A specific time in your life when you felt extremely stressed by the pressure to succeed in your studies perform on your job and spend time with family and friends

Stress Relief I sat in my car, but I wasn’t moving. I mean, my car wasn’t moving. I mean both. I mean neither. My body wasn’t moving and my car wasn’t moving but my mind was spinning around about a million miles a second. From the outside, I was just sitting there, at the intersection, looking at first one, then another, of the three roadways proceeding before me.
My mind was having trouble focusing on what I was supposed to be doing right now. If I continued forward down the dappled street covered by overarching tree limbs, I would eventually arrive at the retail store where I worked. My boss had called just as I was walking out the door.
“Ian called in sick again. I need you to fill in the shift so Sue can get home. Can you do that for me? I know you can, I can always count on you. Bye!”
And just like that, like she’d done so many times before, Margie threw a wrench in my already overcrowded weekend schedule. She hadn’t even given me a chance to refuse, or to say anything at all. This probably meant that she intended for me to work a double shift since I was already scheduled to relieve Ian. This is the third week in a row. And I hated that job.
Or I could turn left, into the open sunshine toward the lake where the rest of my family was gathering for a big picnic. Things had been tense between me and the folks lately. No matter how much I worked or how hectic my school schedule, they always seemed to believe I was trying to avoid them. Every time I turned around, there was my mom with her sad, hurt eyes and my dad with his angry, accusing stare. Just being around them was difficult enough anymore but finding things to talk about with them was becoming impossible.

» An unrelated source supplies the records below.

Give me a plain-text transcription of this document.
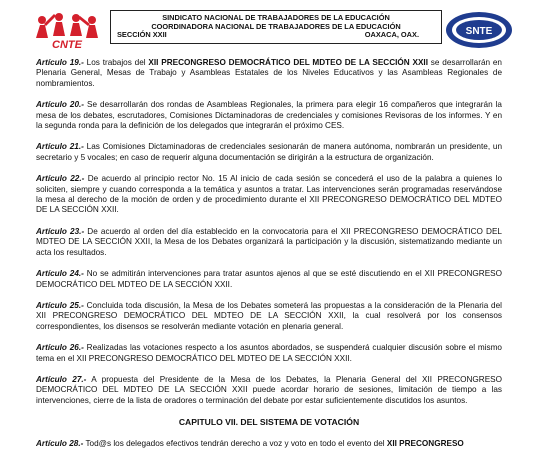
CNTE
SINDICATO NACIONAL DE TRABAJADORES DE LA EDUCACIÓN
COORDINADORA NACIONAL DE TRABAJADORES DE LA EDUCACIÓN
SECCIÓN XXII	OAXACA, OAX.	SNTE

Artículo 19.- Los trabajos del XII PRECONGRESO DEMOCRÁTICO DEL MDTEO DE LA SECCIÓN XXII se desarrollarán en Plenaria General, Mesas de Trabajo y Asambleas Estatales de los Niveles Educativos y las Asambleas Regionales de nombramientos.

Artículo 20.- Se desarrollarán dos rondas de Asambleas Regionales, la primera para elegir 16 compañeros que integrarán la mesa de los debates, escrutadores, Comisiones Dictaminadoras de credenciales y comisiones Revisoras de los informes. Y en la segunda ronda para la definición de los delegados que integrarán el próximo CES.

Artículo 21.- Las Comisiones Dictaminadoras de credenciales sesionarán de manera autónoma, nombrarán un presidente, un secretario y 5 vocales; en caso de requerir alguna documentación se dirigirán a la estructura de organización.

Artículo 22.- De acuerdo al principio rector No. 15 Al inicio de cada sesión se concederá el uso de la palabra a quienes lo soliciten, siempre y cuando corresponda a la temática y asuntos a tratar. Las intervenciones serán programadas reservándose la mesa al derecho de la moción de orden y de procedimiento durante el XII PRECONGRESO DEMOCRÁTICO DEL MDTEO DE LA SECCIÓN XXII.

Artículo 23.- De acuerdo al orden del día establecido en la convocatoria para el XII PRECONGRESO DEMOCRÁTICO DEL MDTEO DE LA SECCIÓN XXII, la Mesa de los Debates organizará la participación y la discusión, sistematizando mediante un acta los resultados.

Artículo 24.- No se admitirán intervenciones para tratar asuntos ajenos al que se esté discutiendo en el XII PRECONGRESO DEMOCRÁTICO DEL MDTEO DE LA SECCIÓN XXII.

Artículo 25.- Concluida toda discusión, la Mesa de los Debates someterá las propuestas a la consideración de la Plenaria del XII PRECONGRESO DEMOCRÁTICO DEL MDTEO DE LA SECCIÓN XXII, la cual resolverá por los consensos correspondientes, los disensos se resolverán mediante votación en plenaria general.

Artículo 26.- Realizadas las votaciones respecto a los asuntos abordados, se suspenderá cualquier discusión sobre el mismo tema en el XII PRECONGRESO DEMOCRÁTICO DEL MDTEO DE LA SECCIÓN XXII.

Artículo 27.- A propuesta del Presidente de la Mesa de los Debates, la Plenaria General del XII PRECONGRESO DEMOCRÁTICO DEL MDTEO DE LA SECCIÓN XXII puede acordar horario de sesiones, limitación de tiempo a las intervenciones, cierre de la lista de oradores o terminación del debate por estar suficientemente discutidos los asuntos.

CAPITULO VII. DEL SISTEMA DE VOTACIÓN

Artículo 28.- Tod@s los delegados efectivos tendrán derecho a voz y voto en todo el evento del XII PRECONGRESO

“All your uncles and aunts will be there and all their kids are coming,” my mother had said. What she didn’t say was that if I managed to skip out on this picnic, I was telling her and everyone else in the family that I didn’t love them anymore.

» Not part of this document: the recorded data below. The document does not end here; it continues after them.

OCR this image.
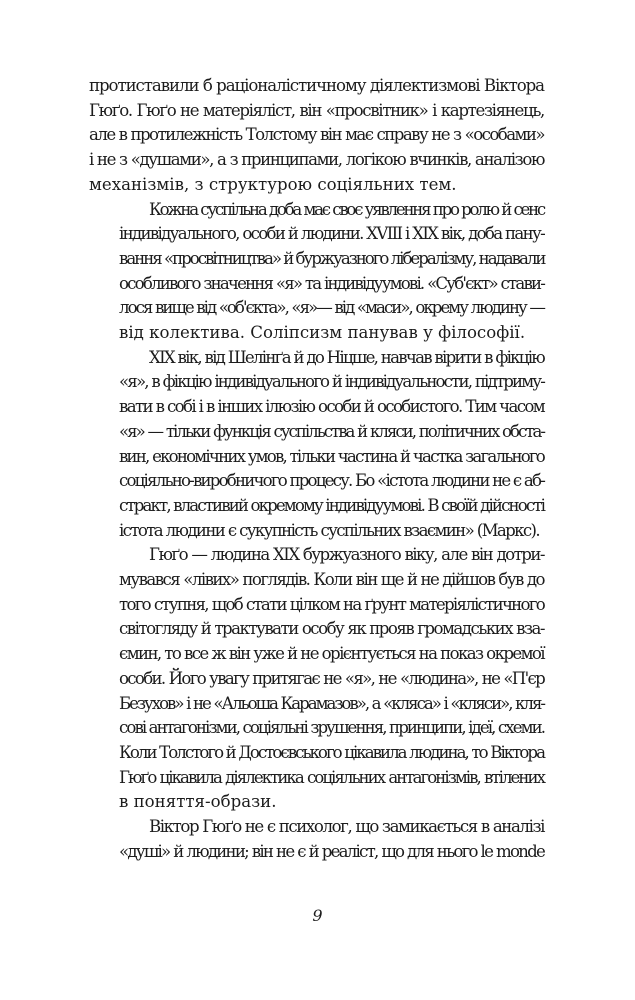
протиставили б раціоналістичному діялектизмові Віктора
Гюґо. Гюґо не матеріяліст, він «просвітник» і картезіянець,
але в протилежність Толстому він має справу не з «особами»
і не з «душами», а з принципами, логікою вчинків, аналізою
механізмів, з структурою соціяльних тем.
Кожна суспільна доба має своє уявлення про ролю й сенс
індивідуального, особи й людини. XVIII і XIX вік, доба пану-
вання «просвітництва» й буржуазного лібералізму, надавали
особливого значення «я» та індивідуумові. «Суб'єкт» стави-
лося вище від «об'єкта», «я»— від «маси», окрему людину —
від колектива. Соліпсизм панував у філософії.
XIX вік, від Шелінґа й до Ніцше, навчав вірити в фікцію
«я», в фікцію індивідуального й індивідуальности, підтриму-
вати в собі і в інших ілюзію особи й особистого. Тим часом
«я» — тільки функція суспільства й кляси, політичних обста-
вин, економічних умов, тільки частина й частка загального
соціяльно-виробничого процесу. Бо «істота людини не є аб-
стракт, властивий окремому індивідуумові. В своїй дійсності
істота людини є сукупність суспільних взаємин» (Маркс).
Гюґо — людина XIX буржуазного віку, але він дотри-
мувався «лівих» поглядів. Коли він ще й не дійшов був до
того ступня, щоб стати цілком на ґрунт матеріялістичного
світогляду й трактувати особу як прояв громадських вза-
ємин, то все ж він уже й не орієнтується на показ окремої
особи. Його увагу притягає не «я», не «людина», не «П'єр
Безухов» і не «Альоша Карамазов», а «кляса» і «кляси», кля-
сові антагонізми, соціяльні зрушення, принципи, ідеї, схеми.
Коли Толстого й Достоєвського цікавила людина, то Віктора
Гюґо цікавила діялектика соціяльних антагонізмів, втілених
в поняття-образи.
Віктор Гюґо не є психолог, що замикається в аналізі
«душі» й людини; він не є й реаліст, що для нього le monde
9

But what I really needed to do was turn right and head over to the library. My books were laying accusingly on the passenger seat next to me and I couldn’t help panicking a little about the English assignment due Monday that I hadn’t even started yet.
I had thought I would go to the picnic for a little while but cut out early, go to the library and make a bunch of copies just before I went to work and then hope there would be some down time so I’d have the time I needed to read the notes. If I managed that, I might just manage to get the sleep I needed and still have time to write my paper.
After Margie’s call, I didn’t know what to do. It seems my world had been so full of pressure lately I just couldn’t function anymore. So I just sat. I don’t know how long. I don’t know if there was any other traffic while I sat there. I guess if there was, they just decided to go around me. It’s a pretty quiet and forgiving town.
Suddenly, I noticed a big silver truck behind me. I don’t know how long he’d been sitting there. I don’t know what made me notice him. I know he didn’t honk. The color of his truck seemed to match the color of my thoughts – misty, grey, difficult to find in form or detail. A large man slowly climbed out from behind the wheel and came strolling up to my window. I didn’t know whether or not I should be afraid but discovered too late that I had already rolled down the glass.
“Are you lost there buddy?” he asked.
“I live down the street,” I answered truthfully, surprised at myself and my openness.
“I see,” he said. He stood there for a few minutes looking around. “You know,” he said slowly, “trees are good listeners. I bet if you tried sitting under one for a while, it’d help you trace your roots, figure out what’s important.” And he pointed vaguely off to the left.
My mind snapped clear and I looked up to thank him but he was already gone. I turned left, toward the park. I would spend some time with the people who meant the most to me, then I would spend some time with myself. What good was working so hard when I couldn’t remember why I was doing it.